If you can’t tell from the title of this article, we’ll be comparing:

Masters of the Universe (1987)

Masters of the Universe (2026)

I kind of missed the He-Man bandwagon. I suppose I could have jumped on if my brother’s basketball games didn’t dominate the tv back then. I saw a few episodes but it didn’t ever really appeal to me anyway. It was just kind of on sometimes. I was watching Pooh Corner and Dumbo’s Flying Circus until Ninja Turtles came out.

The kids who had the toys always seemed a little older than me and didn’t want a twerp like me hanging around playing with their toys.

Later in life I knew a friend who said his mom wouldn’t let him watch He-Man because one day he ran out into the front yard where his mom and her friend were talking, reached to the sky and shouted “DEVIL POWER COME DOWWWWNNN!”

That’s pretty funny.

Decades after it had come out I eventually saw the 1987 Masters of the Universe movie made by Cannon Group films. Cannon was a fascinating production company. They were known for finding some up-and-coming action-star like Chuck Norris or Jean Claude Van Damme and just working them to death popping out movies.

Here’s just 12 out of the well over 200 Cannon Group films.

Cannon made money by volume more than quality. Seriously, in the 80s there came a point when they were cranking out up to four or five movies a month! And if you worked for them you WORKED for them. No star treatment. You drove yourself to the set. You wrote your name on your plastic cup and if you lost it you didn’t get a new one.

They were also infamous for getting rights to a tired franchise no one wanted to make movies for and running them into the ground. That’s how we got Superman IV The Quest for Peace (1987). Yeah, that was the same year Masters of the Universe came out. Maybe that’s why the opening titles look exactly the same in both Superman and MotU.

Please! Please stop fighting! Stop fighting and reenact the scene from Dirty Dancing!

They got their hooks into Christopher Reeves to continue as Superman by letting him write the script. Then they saved some money by casting an unheard of Chippendale’s dancer as the supervillain and whamo, you got yourself a budget Superman movie for pennies on the dollar.

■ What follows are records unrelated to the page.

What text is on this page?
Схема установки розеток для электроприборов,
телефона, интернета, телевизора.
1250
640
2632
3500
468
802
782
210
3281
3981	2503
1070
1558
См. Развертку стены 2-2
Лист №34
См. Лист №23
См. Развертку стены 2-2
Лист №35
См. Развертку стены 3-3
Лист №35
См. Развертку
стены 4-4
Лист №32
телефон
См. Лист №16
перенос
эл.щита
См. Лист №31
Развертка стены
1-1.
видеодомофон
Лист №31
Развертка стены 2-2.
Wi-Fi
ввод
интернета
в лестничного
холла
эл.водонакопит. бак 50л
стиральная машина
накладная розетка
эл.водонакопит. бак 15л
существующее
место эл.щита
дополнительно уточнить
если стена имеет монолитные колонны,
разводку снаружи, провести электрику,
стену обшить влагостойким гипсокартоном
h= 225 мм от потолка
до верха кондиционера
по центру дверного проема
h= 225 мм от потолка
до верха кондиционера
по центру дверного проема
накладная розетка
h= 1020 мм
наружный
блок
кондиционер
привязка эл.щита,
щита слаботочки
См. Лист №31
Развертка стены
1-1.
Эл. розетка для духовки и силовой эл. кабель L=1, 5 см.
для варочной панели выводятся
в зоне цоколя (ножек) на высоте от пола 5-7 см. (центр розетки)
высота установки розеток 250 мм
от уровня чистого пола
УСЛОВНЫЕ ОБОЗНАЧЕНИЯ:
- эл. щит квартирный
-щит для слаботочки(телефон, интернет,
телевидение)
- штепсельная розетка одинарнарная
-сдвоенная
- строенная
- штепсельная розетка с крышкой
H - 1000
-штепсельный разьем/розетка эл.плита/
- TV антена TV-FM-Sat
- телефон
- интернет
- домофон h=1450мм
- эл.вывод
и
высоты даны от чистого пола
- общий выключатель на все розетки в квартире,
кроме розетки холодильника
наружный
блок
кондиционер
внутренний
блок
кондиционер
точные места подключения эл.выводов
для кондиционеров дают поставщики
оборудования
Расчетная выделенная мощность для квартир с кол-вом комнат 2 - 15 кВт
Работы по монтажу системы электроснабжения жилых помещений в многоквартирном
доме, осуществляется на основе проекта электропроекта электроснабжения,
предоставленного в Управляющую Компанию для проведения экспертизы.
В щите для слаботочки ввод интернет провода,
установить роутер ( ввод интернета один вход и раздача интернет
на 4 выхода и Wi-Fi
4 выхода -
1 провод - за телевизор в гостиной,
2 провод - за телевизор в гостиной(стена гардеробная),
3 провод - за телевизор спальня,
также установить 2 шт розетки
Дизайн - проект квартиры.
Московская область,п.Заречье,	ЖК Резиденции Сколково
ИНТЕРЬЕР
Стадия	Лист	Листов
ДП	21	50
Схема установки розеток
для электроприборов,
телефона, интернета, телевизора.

I could go on indefinitely about the many exploits of Cannon Group films so I’ll pump the breaks a bit. If you’re interested in more info about them (which I can tell you is absolutely entertaining), I recommend the documentary “Electric Boogaloo: The Wild Untold Story of Cannon Films” (2014). Menahem Golan and Yoram Globus, who ran Cannon Group, refused to be interviewed for the documentary and then produced their own documentary about themselves called “The Go-Go Boys: The Inside Story of Cannon Films” released the same year. Yeah, that exemplifies their MO perfectly.

Watch this!

Dolph Lungen had some star power after his break as Ivan Drago in Rocky III (1982). By 1987 Cannon Group had already made Lungren into another one of their action movie poster-children. No one wanted to make a live action He-Man movie but it clearly had a following. It was a perfect opportunity for Cannon films to swoop in and make an official Masters of the Universe film and as an afterthought perhaps they might throw in some recognizable aspects from the He-Man show, why not?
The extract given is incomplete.